27 abril 2009

Piscina de pudores



Ir a la piscina en Sevilla un día de feria puede ser una experiencia. No porque sea una piscina: supongo que los gimnasios, los mercados, las peluquerías serán lo mismo. Los centros de salud y los bancos, en cambio, tienen que ser otra cosa, que con la salud y el parné no se juega. No me imagino que en ellos pase lo que me pasó esta mañana en la piscina de la Alameda de Hércules y que paso, sin dar más rodeos, a relataros. 

Llegué sobre las 12 dispuesto a hacer mis cuarenta largos. Para ser la hora que era, me sorprendió que no hubiera nadie en los vestuarios. Se oía a la gente a lo lejos, pero no se veía a nadie. Después de ponerme el bañador y dejar mis cosas en la taquilla, subí a la piscina. 

Todo parecía en orden: algunas calles reservadas para los grupos con monitor (formados, sobre todo, por gente mayor) y otras para baño libre. Me zambullí en la de nado rápido y me puse manos y pies a la obra, alternando cien metros a crol con cien a braza y cien a espalda. Todo normal. 

Bueno, todo normal hasta que oigo, entre brazada y brazada, unas castañuelas. ¡Unas castañuelas en la piscina! Ahí estaba, a dos metros del bordillo, una bañista del grupo de natación con monitor tocando sus castañuelas para marcar el ritmo al grupo improvisado de cuatro o cinco señoras, bien entradas en los sesenta, cantando unas sevillanas corraleras al borde del agua. En el medio del corro (o del corral, dado el género del cante) una socorrista con sus bermudas y su cruz roja en la camiseta y una bañista con su speedo de espalda al aire. Habían cambiado volantes por ropa deportiva, tacones por chanclas, pero en lo esencial se estaba liando parda. ¡Una peña de cante y baile a dos metros escasos de una piscina climatizada! Para mear y no echar gota. 

Creo que nunca había visto algo parecido en Sevilla, después de ocho años y medio de amor y odio con esta ciudad única. Cuando decimos que huele a feria no es hablar por hablar. Hay gente que es capaz de llevar todo eso a una expresión pública del folclore popular sin tener en cuenta dónde ni cuándo lo hace. Que se lo digan a los canis en los autobuses que vuelven de la feria a las cinco de la mañana. Y yo que me alegro... aunque tuve que parar unos minutos a respirar porque entre el sofoco de nadar 100 metros a crol a buen ritmo y la risa no es fácil mantenerse a flote en medio de la piscina. 

Poco después terminé mi kilometrito de nado y me fui al vestuario.
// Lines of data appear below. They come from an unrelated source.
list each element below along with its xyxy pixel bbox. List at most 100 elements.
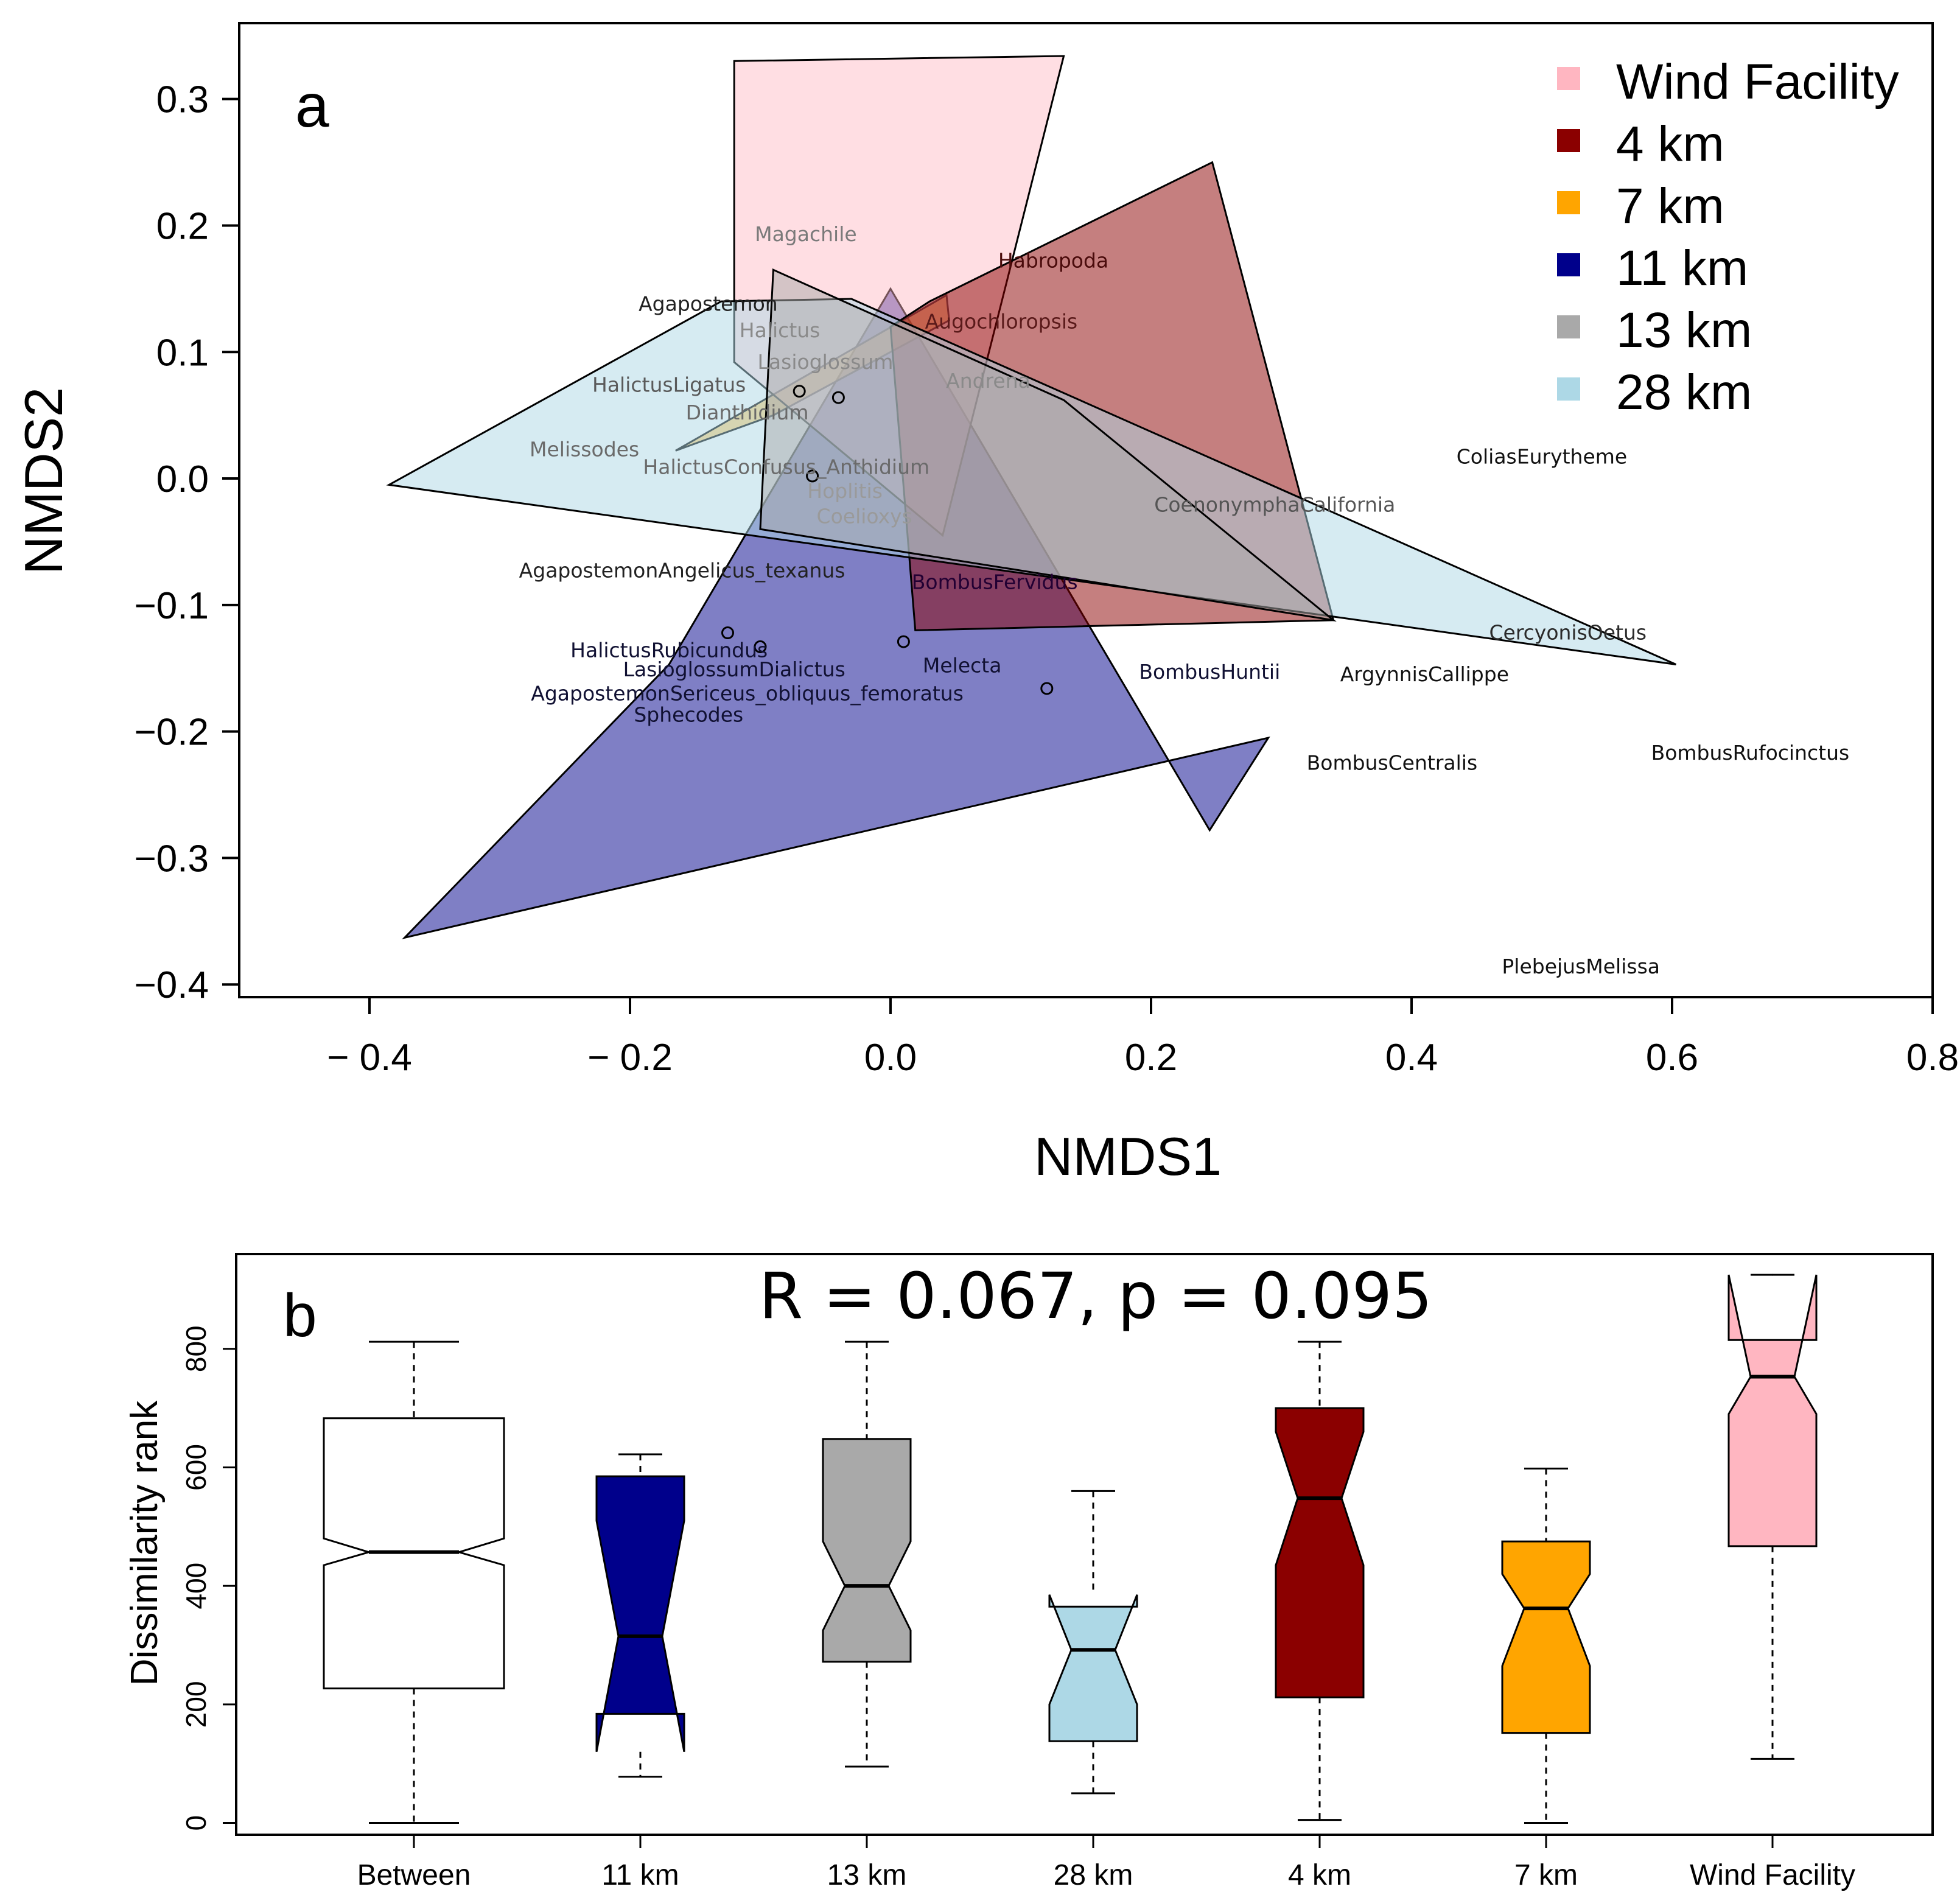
site-point [1040,682,1054,695]
species-label-lasioglossumdialictus: LasioglossumDialictus [623,657,845,681]
x-tick-label: 0.0 [864,1037,917,1079]
y-tick-label: 0.2 [156,205,209,247]
y-tick-label: −0.4 [135,964,209,1006]
notched-box [1048,1594,1138,1742]
notched-box [822,1438,912,1663]
x-tick-label: 0.6 [1646,1037,1698,1079]
species-label-melecta: Melecta [923,654,1002,678]
y-tick-label: 600 [180,1444,212,1491]
y-tick-label: 200 [180,1681,212,1728]
site-points [721,385,1054,695]
boxplot-panel: b R = 0.067, p = 0.095 Between 11 km 13 km… [124,1253,1934,1891]
x-tick-label-28-km: 28 km [1054,1859,1133,1891]
panel-label-a: a [295,72,329,140]
legend-swatch-13-km [1557,315,1580,338]
x-tick-label: − 0.4 [327,1037,412,1079]
y-tick-label: 0.0 [156,458,209,500]
x-tick-label-wind-facility: Wind Facility [1690,1859,1855,1891]
species-label-dianthidium: Dianthidium [686,401,809,424]
species-label-hoplitis: Hoplitis [807,479,883,503]
x-axis: Between 11 km 13 km 28 km 4 km 7 km Wind Facil… [357,1834,1855,1891]
species-label-argynniscallippe: ArgynnisCallippe [1340,662,1509,686]
y-tick-label: 0.1 [156,332,209,374]
legend-label-4-km: 4 km [1616,116,1724,172]
y-tick-label: −0.1 [135,585,209,627]
notched-box [1275,1407,1365,1698]
species-label-halictusrubicundus: HalictusRubicundus [570,639,768,662]
notched-box [595,1475,685,1752]
y-tick-label: 0.3 [156,79,209,121]
site-point [721,626,734,640]
box-28-km [1048,1490,1138,1795]
legend-swatch-28-km [1557,377,1580,401]
x-tick-label-13-km: 13 km [827,1859,907,1891]
species-label-agapostemon: Agapostemon [639,292,778,315]
nmds-panel: Magachile Habropoda Agapostemon Halictus Aug… [13,22,1959,1186]
legend-swatch-wind-facility [1557,67,1580,90]
x-axis-title: NMDS1 [1034,1126,1222,1186]
x-tick-label: 0.8 [1906,1037,1959,1079]
x-axis: − 0.4 − 0.2 0.0 0.2 0.4 0.6 0.8 [327,996,1959,1079]
species-label-halictus: Halictus [740,318,821,342]
species-label-halictusconfusus-anthidium: HalictusConfusus_Anthidium [643,455,929,478]
notched-box [1501,1540,1591,1734]
species-label-magachile: Magachile [755,222,857,246]
site-point [831,391,845,404]
x-tick-label: 0.2 [1125,1037,1177,1079]
box-between [323,1340,505,1824]
species-label-agapostemonangelicus-texanus: AgapostemonAngelicus_texanus [519,559,845,583]
boxes [323,1274,1818,1824]
legend-label-11-km: 11 km [1616,240,1748,296]
y-axis: 0.3 0.2 0.1 0.0 −0.1 −0.2 −0.3 −0.4 [135,79,240,1006]
x-tick-label-4-km: 4 km [1288,1859,1351,1891]
site-point [806,469,819,483]
legend-swatch-4-km [1557,129,1580,152]
site-point [754,640,767,653]
species-label-sphecodes: Sphecodes [634,703,743,727]
panel-label-b: b [283,1281,317,1350]
species-label-coenonymphacalifornia: CoenonymphaCalifornia [1154,493,1395,517]
species-label-agapostemonsericeus-obliquus-femoratus: AgapostemonSericeus_obliquus_femoratus [531,681,964,705]
x-tick-label: 0.4 [1385,1037,1438,1079]
species-label-plebejusmelissa: PlebejusMelissa [1502,955,1660,978]
legend: Wind Facility 4 km 7 km 11 km 13 km 28 km [1557,54,1899,420]
x-tick-label-between: Between [357,1859,471,1891]
y-tick-label: 400 [180,1563,212,1610]
x-tick-label: − 0.2 [587,1037,673,1079]
anosim-statistic: R = 0.067, p = 0.095 [759,1259,1432,1333]
species-label-augochloropsis: Augochloropsis [925,309,1078,333]
species-label-halictusligatus: HalictusLigatus [592,373,746,396]
species-labels: Magachile Habropoda Agapostemon Halictus Aug… [519,222,1850,978]
y-tick-label: 0 [180,1815,212,1831]
notched-box [1727,1274,1818,1547]
species-label-bombuscentralis: BombusCentralis [1307,751,1478,775]
box-13-km [822,1340,912,1768]
species-label-cercyonisoetus: CercyonisOetus [1489,621,1647,645]
species-label-habropoda: Habropoda [998,249,1108,273]
legend-label-13-km: 13 km [1616,303,1752,358]
species-label-bombushuntii: BombusHuntii [1139,660,1280,684]
y-tick-label: 800 [180,1325,212,1372]
boxplot-plot-frame [235,1253,1934,1836]
legend-label-28-km: 28 km [1616,365,1752,420]
y-axis-title: Dissimilarity rank [124,1400,166,1686]
box-wind-facility [1727,1274,1818,1760]
box-4-km [1275,1340,1365,1821]
site-point [897,635,910,648]
group-hulls [386,55,1677,939]
box-11-km [595,1453,685,1778]
y-tick-label: −0.2 [135,712,209,754]
box-7-km [1501,1467,1591,1824]
legend-swatch-11-km [1557,253,1580,276]
y-tick-label: −0.3 [135,838,209,880]
legend-label-7-km: 7 km [1616,178,1724,234]
x-tick-label-7-km: 7 km [1514,1859,1578,1891]
legend-swatch-7-km [1557,191,1580,214]
legend-label-wind-facility: Wind Facility [1616,54,1899,110]
y-axis-title: NMDS2 [13,387,74,575]
species-label-bombusfervidus: BombusFervidus [912,570,1078,594]
y-axis: 0 200 400 600 800 [180,1325,237,1831]
species-label-lasioglossum: Lasioglossum [758,350,894,374]
species-label-coelioxys: Coelioxys [817,504,912,528]
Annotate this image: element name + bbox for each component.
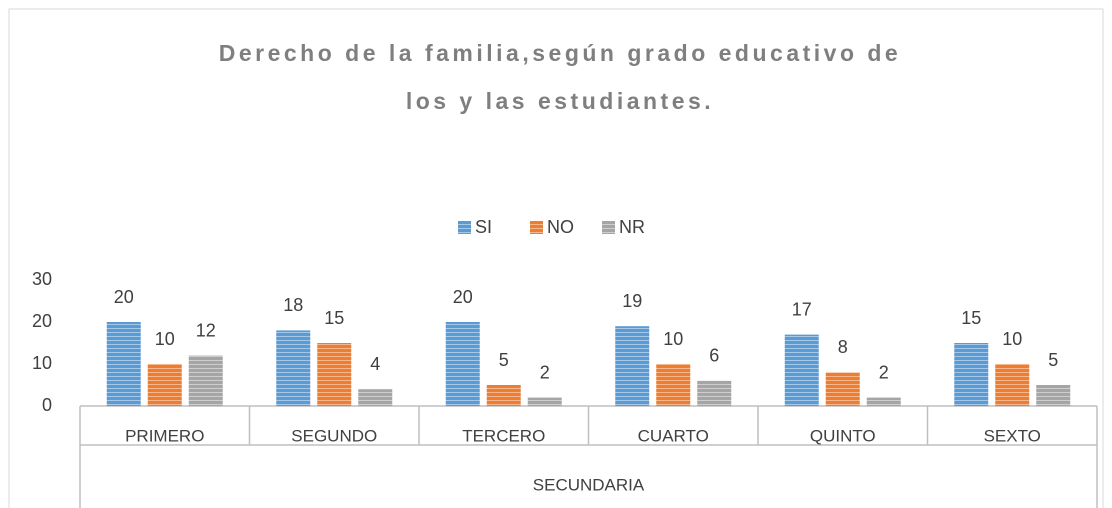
bar: [1036, 385, 1071, 406]
bar: [317, 343, 352, 406]
chart-title: Derecho de la familia,según grado educat…: [219, 40, 901, 66]
legend-swatch: [530, 221, 543, 234]
data-label: 2: [540, 362, 550, 382]
data-label: 15: [961, 308, 981, 328]
bar: [358, 389, 393, 406]
chart-title: los y las estudiantes.: [406, 88, 714, 114]
x-tick-label: QUINTO: [810, 426, 876, 445]
data-label: 20: [114, 287, 134, 307]
data-label: 10: [155, 329, 175, 349]
data-label: 5: [1048, 350, 1058, 370]
y-tick-label: 30: [32, 269, 52, 289]
data-label: 12: [196, 320, 216, 340]
data-label: 19: [622, 291, 642, 311]
bar: [106, 322, 141, 406]
data-label: 15: [324, 308, 344, 328]
data-label: 18: [283, 295, 303, 315]
legend-label: NO: [547, 217, 574, 237]
data-label: 5: [499, 350, 509, 370]
data-label: 2: [879, 362, 889, 382]
x-tick-label: SEXTO: [984, 426, 1041, 445]
x-tick-label: TERCERO: [462, 426, 545, 445]
group-label: SECUNDARIA: [533, 475, 645, 494]
bar: [188, 355, 223, 406]
data-label: 17: [792, 299, 812, 319]
legend-label: SI: [475, 217, 492, 237]
y-tick-label: 10: [32, 353, 52, 373]
legend-swatch: [602, 221, 615, 234]
legend-label: NR: [619, 217, 645, 237]
data-label: 10: [663, 329, 683, 349]
data-label: 10: [1002, 329, 1022, 349]
bar: [147, 364, 182, 406]
bar: [527, 397, 562, 406]
bar: [276, 330, 311, 406]
bar: [825, 372, 860, 406]
chart-border: [8, 8, 1104, 508]
x-tick-label: CUARTO: [638, 426, 709, 445]
bar: [866, 397, 901, 406]
x-tick-label: SEGUNDO: [291, 426, 377, 445]
bar: [615, 326, 650, 406]
bar: [656, 364, 691, 406]
x-tick-label: PRIMERO: [125, 426, 204, 445]
bar: [954, 343, 989, 406]
data-label: 4: [370, 354, 380, 374]
data-label: 6: [709, 346, 719, 366]
legend-swatch: [458, 221, 471, 234]
y-tick-label: 0: [42, 395, 52, 415]
data-label: 8: [838, 337, 848, 357]
bar: [486, 385, 521, 406]
bar: [697, 380, 732, 406]
bar: [995, 364, 1030, 406]
data-label: 20: [453, 287, 473, 307]
bar: [445, 322, 480, 406]
y-tick-label: 20: [32, 311, 52, 331]
bar: [784, 334, 819, 406]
De nuevo, vacío. Ahora se notaba que había gente por allí, por las taquillas abiertas y las mochilas encima de los bancos. Pero, otra vez, no se veía a nadie. Resulta que estaban todos, los dos o tres nadadores con los que coincidí, metidos en los vestuarios privados para cambiarse sin que nadie les viera sus partes más íntimas. Después de ponerse su bañador o, si ya se iban, su ropa de calle, se abrieron las puertas y salió cada cual dispuesto a seguir con su rutina.

¡Qué ciudad esta, amigos, que es capaz de montar un jolgorio corralero en un centro deportivo y no es capaz de cambiarse, por pudor, en un vestuario masculino! ¡Qué personalidad paradójica la de quien toca sus castañuelas en bañador delante de cuarenta personas y después no es capaz de quitarse un bañador delante de dos personas de su mismo sexo! Me quedo, una vez más, con las patas colgando. Viva Sevilla.